Значит ли это, что надо творить зло? Нет, это было бы слишком глупо. Но это значит, что надо дивиться долготерпению Промысла и всегда надеяться, ибо «все ко благу любящим Господа»10*, etiam peccata, даже грехи. Искупление через благодать, соединяющее нас с Богом, действеннее вины, отделившей нас от Него. Что же до Вас, дорогой Жан, тогда Вы еще не любили Бога как должно, и грех, кажется мне, был для Вас нарушением небесных таможенных правил, а не тем, что он есть, — не богоубийством. Греша, мы (можно ли это представить?) поражаем Несотворенного, вернее — не Его Самого, а тот порядок, который Ему угоден, и распинаем Творящую Любовь.

Поистине грех — тайна, и даже святые не слишком хорошо разумеют ее. Нам ли ее объяснить? Она непонятней всего на свете. Лишь в трагические моменты литургии на Страстной неделе, когда Церковь плачет и жалуется, да в жутком зеркале всеобщих страданий различаем мы хоть немного природу греха. Господь милостив, говорят нам, Он непременно простит. Вот именно — Он прощает то, в чем каются. Если бы дьявол покаялся678, он тут же получил бы прощенье. Нераскаянный грех простить нельзя. Бог не может отменить Себя Самого. Грех этот тщится создать свой, особый мир, лишенный Бога, свой пламень, такой же жгучий, как пламень любви. И то, по жалости Господней, которая есть повсюду, в мире этом страдают меньше, чем заслужили. Любовь Господня сотворила мир, чтоб все одарить Его красотой, и победить ее невозможно. Если я откажусь явить ее в милости, она проявится в правде, а вот почему я отказался — это останется темным и непонятным.
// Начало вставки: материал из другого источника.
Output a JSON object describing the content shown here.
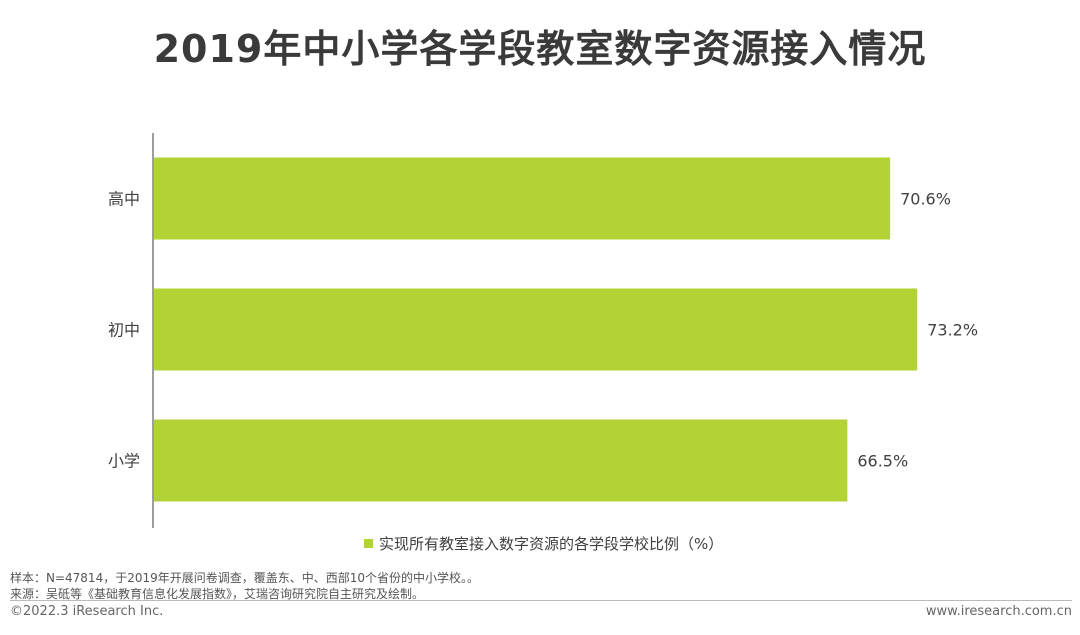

Бог попускает зло, но не потворствует ему, Он и перстом до него не дотрагивается. Если же человек разрешает себе совершить зло ради вящего блага, он запускает в него руку по локоть — нет, погружается в него. Осудим ли мы курильщика за то, что он хочет уйти от неправды этого мира? Нет; но выбрал он дурное средство, прибегнул ко злу, чтобы бежать от зла, предался лжи, чтобы от нее увернуться.
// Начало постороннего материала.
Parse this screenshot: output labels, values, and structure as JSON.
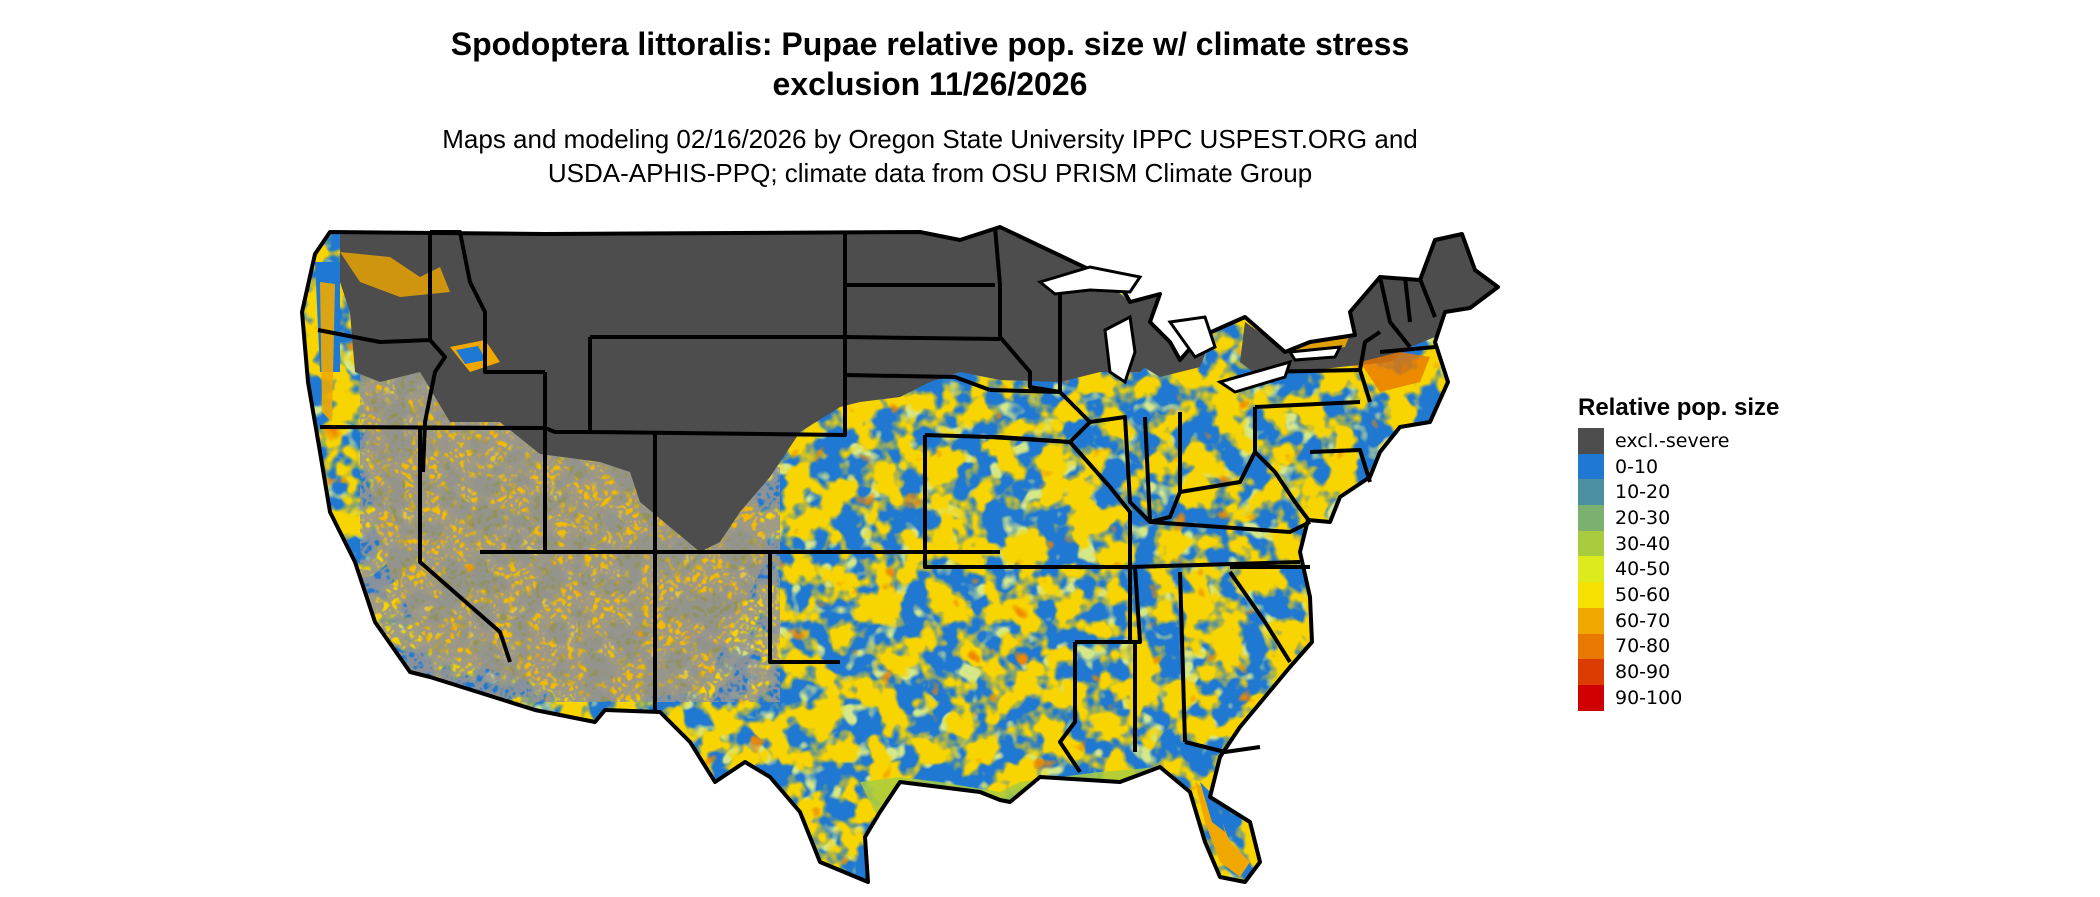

Заблуждение, убивающее нас, — в том, что мы лечимся от чисто человеческого, как люди, т. е. как звери или растения. Ошибка эта есть во всякой дурной мистике, а плоть она обретает в опиуме — утеха замещает Утешителя. Вредоноснее всего это снадобье, когда им пользуются ради «духовности», заполняя им пустоту, которую заполнит лишь Бог. Отрешенность в пилюлях, бесовское таинство...

Вы говорите, что опиум Вас отпустил. Но на это нужно мужество. В санатории, у самой Вашей постели, стояла коробочка с пилюлями (как в «Похищенном письме», врачи ничего не видели), и Вы могли избавиться от мук абстиненции; но Вы не тронули ее.

Леченье удалось. Вы исцелились от опиума. Бог не давал Вам спуску. Мы с Реверди чувствовали, что скоро понадобится священник. К кому же обратиться? И тут появился отец Шарль. Если это кто и подстроил, то ангелы. Я получил телеграмму о его приезде именно в тот день, когда Вас ждали к обеду в Медоне. Когда он вошел, в наших душах воцарилась тишина, и держалась до ухода, и мы поняли, что пришел он ради Вас. Сердце, которое Вы рисовали в конце Ваших писем, сверкало на его груди, но осененное крестом. Уединенье посылало Вам созерцателя. Созерцатель и поэт поймут друг друга — тому, кто привык к небесному, нетрудно приноровиться к невидимому. И потом, простота, внутренняя свобода, самоуничижение в любви — это Ваши любимые свойства, только на службе у Бога.

Господь милостив; благодать Его взрывается, словно снаряд, и поражает сразу нескольких. Он не пожелал, чтобы только Вас поразила она в этом доме. Двое крестились, один захотел стать священником, были и другие дары, когда Вы встретились с Христом. (Через полгода, под Рождество, я видел, как Вы причащались вместе со своими крестниками.) Доверяя моим добродетелям брата-привратника, Вы послали ко мне души, озаренные Вашим примером. Так обменялись мы друзьями, каждый дал другому своих - и не потерял их. Ваши друзья явили мне мощь поэзии, владевшей ими через Вас. Она не дала им мудрости, но разрешила их сердца, показала хоть что-то чистое; не исцелила душу и не напитала, но промыла небесной водой. Просто чудо, как были они готовы к благодати и к сверхъестественной истине — с дивной жадностью, quasi modo geniti infantes11*, пили они девственное молоко Церкви. Такие души, дорогой Жан, - лучшее свидетельство того, какая духовная ценность сокрыта в Ваших играх.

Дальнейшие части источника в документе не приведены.